Mini mini IŞİD'ler: Batı, El Kaide bağlantılı Ahrar'uş Şam'ı 'ılımlı' olarak pazarlıyor

IŞİD'in katliamları Batı'da ve Türkiye'de gündeme sıklıkla gelirken, "mini mini IŞİD'ler"i parlatma operasyonu devam ediyor. Son propaganda aleti, El Kaide bağlantılı Ahrar'uş Şam.

Dış Haberler

Suriye’deki savaş 5. yılını doldurmaya yaklaşırken, Irak-Şam İslam Devleti (IŞİD) haricindeki silahlı grupların hangisinin “ılımlı” olduğuna dair ilginç bir tartışma da sürüyor.

Son zamanlarda bunun en dikkat çekici örneği, Ahrar’uş Şam isimli silahlı örgüt. 10 gün önce, ABD’nin önemli gazetelerinden Washington Post’ta, örgütün “dış ilişkiler sorumlusu” Labib el-Nahhas’ın bir makalesi yayımlandı.

HATALI OBAMA, ‘ILIMLI’ AHRAR
Lahhas, Ahrar’uş Şam’ın El Kaide gibi olmadığını, Suriye için “ılımlı bir geleceğe” inandıklarını söyledi. Obama yönetiminin Suriye politikasını da eleştiren Lahhas, ABD’nin “ılımlılar” ve “köktenciler” ayrımının “gelişigüzel” tanımlandığını ileri sürdü.

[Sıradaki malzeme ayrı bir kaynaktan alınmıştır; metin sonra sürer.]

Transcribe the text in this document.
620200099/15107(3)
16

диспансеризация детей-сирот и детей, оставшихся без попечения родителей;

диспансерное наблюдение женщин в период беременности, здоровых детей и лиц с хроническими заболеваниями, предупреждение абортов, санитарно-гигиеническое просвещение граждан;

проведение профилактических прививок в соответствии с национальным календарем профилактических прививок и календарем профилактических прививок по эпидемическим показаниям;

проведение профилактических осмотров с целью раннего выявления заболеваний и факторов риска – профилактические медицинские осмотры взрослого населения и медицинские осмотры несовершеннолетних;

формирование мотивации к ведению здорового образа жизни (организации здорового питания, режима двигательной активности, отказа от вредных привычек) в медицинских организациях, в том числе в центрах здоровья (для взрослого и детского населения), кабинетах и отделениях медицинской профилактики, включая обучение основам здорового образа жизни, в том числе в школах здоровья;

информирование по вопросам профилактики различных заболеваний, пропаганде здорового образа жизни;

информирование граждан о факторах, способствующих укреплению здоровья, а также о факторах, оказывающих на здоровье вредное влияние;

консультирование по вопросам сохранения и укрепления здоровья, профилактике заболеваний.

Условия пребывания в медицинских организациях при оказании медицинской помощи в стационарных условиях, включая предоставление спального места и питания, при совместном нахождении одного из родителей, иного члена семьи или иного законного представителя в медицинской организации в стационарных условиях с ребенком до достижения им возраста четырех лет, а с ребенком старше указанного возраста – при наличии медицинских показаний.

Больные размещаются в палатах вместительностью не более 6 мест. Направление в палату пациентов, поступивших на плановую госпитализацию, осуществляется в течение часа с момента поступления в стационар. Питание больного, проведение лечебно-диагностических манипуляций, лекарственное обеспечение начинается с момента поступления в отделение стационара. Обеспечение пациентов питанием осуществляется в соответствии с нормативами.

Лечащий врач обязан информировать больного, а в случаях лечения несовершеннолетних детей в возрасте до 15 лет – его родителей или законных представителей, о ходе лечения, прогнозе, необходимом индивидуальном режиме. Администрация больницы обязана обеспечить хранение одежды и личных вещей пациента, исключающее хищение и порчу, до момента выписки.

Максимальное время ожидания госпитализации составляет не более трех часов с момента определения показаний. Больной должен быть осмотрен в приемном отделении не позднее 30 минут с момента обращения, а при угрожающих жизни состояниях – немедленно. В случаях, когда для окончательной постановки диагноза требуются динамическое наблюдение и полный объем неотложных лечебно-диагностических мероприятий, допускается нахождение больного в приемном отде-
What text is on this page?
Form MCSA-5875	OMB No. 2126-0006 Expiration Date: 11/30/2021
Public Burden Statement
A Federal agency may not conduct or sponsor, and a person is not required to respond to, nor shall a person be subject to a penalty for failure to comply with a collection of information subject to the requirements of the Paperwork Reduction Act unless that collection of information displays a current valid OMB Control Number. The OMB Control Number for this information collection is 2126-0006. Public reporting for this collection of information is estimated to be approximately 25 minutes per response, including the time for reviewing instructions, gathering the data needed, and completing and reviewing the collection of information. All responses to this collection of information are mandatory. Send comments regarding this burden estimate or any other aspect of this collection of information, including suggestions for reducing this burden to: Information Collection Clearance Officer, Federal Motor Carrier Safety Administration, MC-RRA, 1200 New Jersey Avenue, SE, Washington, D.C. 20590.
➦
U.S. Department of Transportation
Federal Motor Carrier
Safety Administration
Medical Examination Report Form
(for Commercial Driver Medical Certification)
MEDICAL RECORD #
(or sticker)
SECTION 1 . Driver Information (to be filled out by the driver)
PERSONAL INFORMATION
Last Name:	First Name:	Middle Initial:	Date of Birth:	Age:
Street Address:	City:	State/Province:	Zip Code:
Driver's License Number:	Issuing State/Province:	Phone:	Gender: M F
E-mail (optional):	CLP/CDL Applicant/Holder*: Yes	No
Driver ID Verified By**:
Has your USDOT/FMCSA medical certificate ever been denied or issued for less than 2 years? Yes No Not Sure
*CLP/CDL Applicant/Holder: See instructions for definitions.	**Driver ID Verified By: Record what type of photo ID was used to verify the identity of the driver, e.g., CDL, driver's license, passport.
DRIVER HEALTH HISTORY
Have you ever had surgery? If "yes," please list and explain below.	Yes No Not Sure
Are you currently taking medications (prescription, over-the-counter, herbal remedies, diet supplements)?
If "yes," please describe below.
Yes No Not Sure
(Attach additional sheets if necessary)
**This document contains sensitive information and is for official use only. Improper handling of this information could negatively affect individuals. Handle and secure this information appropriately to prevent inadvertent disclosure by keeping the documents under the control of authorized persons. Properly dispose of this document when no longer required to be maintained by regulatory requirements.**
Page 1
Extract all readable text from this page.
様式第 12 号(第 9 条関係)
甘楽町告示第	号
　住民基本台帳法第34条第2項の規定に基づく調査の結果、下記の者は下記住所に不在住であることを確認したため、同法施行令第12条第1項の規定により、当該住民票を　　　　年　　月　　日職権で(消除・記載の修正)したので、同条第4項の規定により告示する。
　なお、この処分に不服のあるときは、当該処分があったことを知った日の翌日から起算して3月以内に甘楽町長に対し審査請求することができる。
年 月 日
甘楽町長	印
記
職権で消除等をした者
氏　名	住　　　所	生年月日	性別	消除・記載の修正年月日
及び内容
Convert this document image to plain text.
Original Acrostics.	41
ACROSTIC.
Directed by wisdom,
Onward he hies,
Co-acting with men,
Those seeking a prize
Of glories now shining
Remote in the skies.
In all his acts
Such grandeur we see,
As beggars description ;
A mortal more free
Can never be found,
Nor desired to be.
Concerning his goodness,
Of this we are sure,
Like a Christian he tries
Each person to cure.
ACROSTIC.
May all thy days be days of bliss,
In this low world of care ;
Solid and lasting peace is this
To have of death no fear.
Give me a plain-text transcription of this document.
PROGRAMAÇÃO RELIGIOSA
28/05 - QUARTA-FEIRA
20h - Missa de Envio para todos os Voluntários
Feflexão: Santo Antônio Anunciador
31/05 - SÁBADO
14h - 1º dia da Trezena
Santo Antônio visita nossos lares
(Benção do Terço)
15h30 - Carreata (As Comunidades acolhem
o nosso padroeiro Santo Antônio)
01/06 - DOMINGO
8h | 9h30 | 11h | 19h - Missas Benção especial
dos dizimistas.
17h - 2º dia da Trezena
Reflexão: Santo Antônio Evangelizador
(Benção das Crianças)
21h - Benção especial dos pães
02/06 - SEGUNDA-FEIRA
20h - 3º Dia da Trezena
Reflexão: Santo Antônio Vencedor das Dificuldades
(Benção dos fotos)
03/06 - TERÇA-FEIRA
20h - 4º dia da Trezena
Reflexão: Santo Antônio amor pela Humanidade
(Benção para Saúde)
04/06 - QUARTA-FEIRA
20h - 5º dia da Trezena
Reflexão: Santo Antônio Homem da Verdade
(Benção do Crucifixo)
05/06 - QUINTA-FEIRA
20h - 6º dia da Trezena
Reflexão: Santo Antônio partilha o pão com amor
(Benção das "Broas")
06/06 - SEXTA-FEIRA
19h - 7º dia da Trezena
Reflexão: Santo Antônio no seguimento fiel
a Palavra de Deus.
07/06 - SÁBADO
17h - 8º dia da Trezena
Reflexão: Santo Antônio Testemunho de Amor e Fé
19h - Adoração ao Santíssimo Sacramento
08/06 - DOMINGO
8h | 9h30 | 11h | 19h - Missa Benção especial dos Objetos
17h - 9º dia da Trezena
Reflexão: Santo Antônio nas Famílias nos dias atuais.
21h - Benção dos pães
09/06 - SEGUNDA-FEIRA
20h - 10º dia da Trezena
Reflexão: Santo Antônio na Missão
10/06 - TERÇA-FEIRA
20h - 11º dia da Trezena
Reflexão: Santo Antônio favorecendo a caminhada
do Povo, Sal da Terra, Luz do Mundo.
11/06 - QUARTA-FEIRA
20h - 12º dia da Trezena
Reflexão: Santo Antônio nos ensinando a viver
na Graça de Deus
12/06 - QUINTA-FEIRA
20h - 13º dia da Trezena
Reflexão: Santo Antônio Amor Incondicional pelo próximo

“Suriye halkı için adalet yolunda savaşıyoruz” diyen Ahrar’uş Şam temsilcisi, örgütün El Kaide bağlantılı olduğu yönündeki iddiaları ise “yanlış suçlamalar” olarak nitelendirdi.

Lahhas şöyle devam etti:

Hiçbir şey hakikatten bu kadar uzak olamaz. Biz, Suriye’nin ulusal bir birleştirici projeye ihtiyacı olduğunu, bunun tek bir parti ya da grup tarafından kontrol edilemeyeceğini ya da teslim edilemeyeceğini ve tek bir ideolojiye bağlanamayacağına inanıyoruz.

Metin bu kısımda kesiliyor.